Dans un futur proche où les enfants sont considérés comme les vecteurs d'une terrible épidémie, un groupe de jeunes orphelins recherché par les autorités trouve un refuge temporaire au sein de la demeure isolée d'une infirmière. Mais l'occupante des lieux semble bien décidée à ne pas les laisser reprendre leur route...
En se lançant dans la réalisation avec un patronyme aussi célèbre, Destry Allyn Spielberg (fille de Steven) doit bien se douter que son premier long-métrage va forcément attirer les regards de nombreux cinéphiles, curieux de voir si elle a hérité d'une partie de l'immense talent cinématographique de son paternel. Cependant, sans totalement démériter, "The Last Refuge" ("Please Don't Feed the Children" en .) ne sera hélas pas le film qui permettra de corroborer cette hypothèse de transmission de dons innés par la génétique ni d'imposer encore les prénoms de la fille Spielberg dans les mémoires.

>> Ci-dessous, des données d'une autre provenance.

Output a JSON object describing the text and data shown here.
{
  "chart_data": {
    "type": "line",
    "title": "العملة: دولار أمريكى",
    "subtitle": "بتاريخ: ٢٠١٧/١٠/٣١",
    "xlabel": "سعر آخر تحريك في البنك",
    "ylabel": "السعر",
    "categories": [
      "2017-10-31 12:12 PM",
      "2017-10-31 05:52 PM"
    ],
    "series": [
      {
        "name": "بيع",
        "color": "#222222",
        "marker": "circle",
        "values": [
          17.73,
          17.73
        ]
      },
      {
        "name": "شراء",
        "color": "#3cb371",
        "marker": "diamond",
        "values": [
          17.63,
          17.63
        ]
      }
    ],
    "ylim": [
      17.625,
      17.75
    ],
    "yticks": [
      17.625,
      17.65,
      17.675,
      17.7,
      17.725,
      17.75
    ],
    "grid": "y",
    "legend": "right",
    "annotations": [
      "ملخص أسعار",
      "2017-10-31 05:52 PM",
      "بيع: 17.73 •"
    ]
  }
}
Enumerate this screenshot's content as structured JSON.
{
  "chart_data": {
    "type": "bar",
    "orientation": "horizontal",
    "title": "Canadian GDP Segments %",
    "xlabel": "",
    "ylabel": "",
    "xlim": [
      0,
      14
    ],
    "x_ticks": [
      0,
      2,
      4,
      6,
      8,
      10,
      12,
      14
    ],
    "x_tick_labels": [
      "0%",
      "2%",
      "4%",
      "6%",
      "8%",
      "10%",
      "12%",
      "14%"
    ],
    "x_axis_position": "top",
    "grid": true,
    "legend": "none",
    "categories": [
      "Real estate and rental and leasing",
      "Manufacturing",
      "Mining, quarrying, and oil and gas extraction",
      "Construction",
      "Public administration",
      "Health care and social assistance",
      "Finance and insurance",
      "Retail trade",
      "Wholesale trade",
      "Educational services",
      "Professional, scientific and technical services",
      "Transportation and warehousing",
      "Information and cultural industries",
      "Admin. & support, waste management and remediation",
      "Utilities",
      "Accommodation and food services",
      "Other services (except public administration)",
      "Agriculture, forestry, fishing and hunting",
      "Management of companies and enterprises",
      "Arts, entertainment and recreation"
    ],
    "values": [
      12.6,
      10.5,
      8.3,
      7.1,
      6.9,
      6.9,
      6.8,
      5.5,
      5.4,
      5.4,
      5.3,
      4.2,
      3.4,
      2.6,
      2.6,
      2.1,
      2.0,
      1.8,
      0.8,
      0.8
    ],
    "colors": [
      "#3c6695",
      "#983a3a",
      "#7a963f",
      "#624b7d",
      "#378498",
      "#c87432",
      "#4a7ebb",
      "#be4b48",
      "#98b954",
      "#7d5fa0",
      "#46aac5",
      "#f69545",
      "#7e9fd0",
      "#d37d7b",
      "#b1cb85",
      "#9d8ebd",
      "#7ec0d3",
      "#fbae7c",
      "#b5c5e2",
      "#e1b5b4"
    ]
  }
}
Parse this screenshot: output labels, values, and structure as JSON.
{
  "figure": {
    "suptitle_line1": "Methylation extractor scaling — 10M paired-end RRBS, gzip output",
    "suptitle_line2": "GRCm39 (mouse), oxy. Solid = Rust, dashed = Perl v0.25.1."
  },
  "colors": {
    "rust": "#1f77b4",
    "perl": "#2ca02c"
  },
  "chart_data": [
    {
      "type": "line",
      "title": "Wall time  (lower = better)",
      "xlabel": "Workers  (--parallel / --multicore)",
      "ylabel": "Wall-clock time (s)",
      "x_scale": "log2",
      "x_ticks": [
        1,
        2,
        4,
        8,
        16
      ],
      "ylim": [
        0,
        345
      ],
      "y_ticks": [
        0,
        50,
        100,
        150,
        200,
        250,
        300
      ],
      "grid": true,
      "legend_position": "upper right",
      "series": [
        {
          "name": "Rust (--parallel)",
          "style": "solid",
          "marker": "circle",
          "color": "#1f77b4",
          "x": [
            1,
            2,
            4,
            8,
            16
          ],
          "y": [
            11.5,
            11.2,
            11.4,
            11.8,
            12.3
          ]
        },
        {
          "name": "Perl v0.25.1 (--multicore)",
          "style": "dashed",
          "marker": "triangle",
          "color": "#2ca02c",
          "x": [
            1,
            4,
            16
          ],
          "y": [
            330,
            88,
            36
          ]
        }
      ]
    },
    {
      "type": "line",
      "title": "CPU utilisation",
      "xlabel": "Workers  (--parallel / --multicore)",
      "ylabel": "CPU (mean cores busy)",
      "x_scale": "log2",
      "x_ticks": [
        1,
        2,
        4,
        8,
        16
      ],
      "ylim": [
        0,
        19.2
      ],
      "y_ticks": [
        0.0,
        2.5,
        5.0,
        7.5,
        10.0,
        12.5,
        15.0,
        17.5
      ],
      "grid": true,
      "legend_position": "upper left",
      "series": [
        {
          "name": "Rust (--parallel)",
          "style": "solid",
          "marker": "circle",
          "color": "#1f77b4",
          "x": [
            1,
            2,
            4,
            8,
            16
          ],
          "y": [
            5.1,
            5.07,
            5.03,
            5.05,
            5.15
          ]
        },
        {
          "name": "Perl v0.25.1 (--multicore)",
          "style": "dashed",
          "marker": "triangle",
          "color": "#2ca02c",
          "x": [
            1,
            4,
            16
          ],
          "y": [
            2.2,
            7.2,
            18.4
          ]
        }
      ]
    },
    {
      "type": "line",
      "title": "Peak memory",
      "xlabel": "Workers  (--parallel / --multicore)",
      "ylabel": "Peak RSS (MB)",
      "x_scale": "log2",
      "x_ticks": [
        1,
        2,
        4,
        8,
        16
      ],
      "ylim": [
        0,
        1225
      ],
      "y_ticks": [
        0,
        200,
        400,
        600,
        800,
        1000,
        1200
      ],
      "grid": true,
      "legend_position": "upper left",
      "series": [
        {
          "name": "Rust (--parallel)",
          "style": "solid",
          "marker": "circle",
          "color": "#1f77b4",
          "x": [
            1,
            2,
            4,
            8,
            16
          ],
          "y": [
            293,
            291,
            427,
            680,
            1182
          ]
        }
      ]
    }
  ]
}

Dès le départ, quelque chose ne prend d'ailleurs pas avec le contexte pandémique dans lequel se situe le film, celui-ci est tissé de manière bien trop rudimentaire par quelques répliques de journaux TV en voix-off, sans que l'on précise vraiment les tenants et aboutissants qui poussent les adultes à tenir les enfants pour responsables de la contamination en train de ravager cette Amérique. Certes, ce genre de prologue à un cadre (post-)apocalyptique est un procédé habituel de film à petit budget pour y diffuser rapidement un sentiment de danger perpétuel vis-à-vis de ses protagonistes mais, ici, réduite à ses ficelles les plus expéditives, cette mise en place apparaît bien trop artificielle pour rendre les contours de son univers crédibles et y insuffler d'emblée une tension qui lui est normalement indissociable (d'ailleurs, les trois-quarts du récit qui s'ensuivent auraient pu largement s'en passer, de simples enfants en fugue au mauvais endroit et au mauvais moment auraient pu faire l'affaire).
S'orientant donc assez vite vers le survival en huis-clos avec la porte laissée gentiment ouverte par l'infirmière à ces orphelins en cavale, "Please Don't Feed the Children" révèle un scénario malheureusement dans la complète continuité de son prologue, décalque de bien trop nombreuses séries B post-apo (souvent en DTV) passées avant lui, où le chaos d'un monde en perdition s'incarne dans l'instabilité d'un antagoniste qui expurge sa folie sur des victimes n'ayant désormais que pour but de lui échapper.
Sans réelle surprise à proposer dans cette captivité et les finalités qui vont en découler (son dernier acte est encore plus prévisible que le reste, pas aidé par une mise en scène beaucoup trop insistante sur certains détails), le film n'aura pour lui que l'efficacité de certains moments de suspense dans les diverses possibilités d'évasion explorées par sa petite troupe de prisonniers ou la découverte des modalités des motivations irrationnelles de leur bourreau génialement incarnée par Michelle Dockery, grande et meilleure idée de ce casting (même du long-métrage dans sa totalité, oserait-on dire), aux regards noirs de folle furieuse équivalant à des grenades dégoupillées prêtes à emporter tout le monde dans le sillage de la folie qui en émane.
Si l'on excepte le talent de cette actrice qui y est plutôt bien exploitée, "Please Don't Feed the Children" n'a rien de notable à faire valoir de plus pour se poser en refuge cinématographique incontournable de ce début d'année 2026.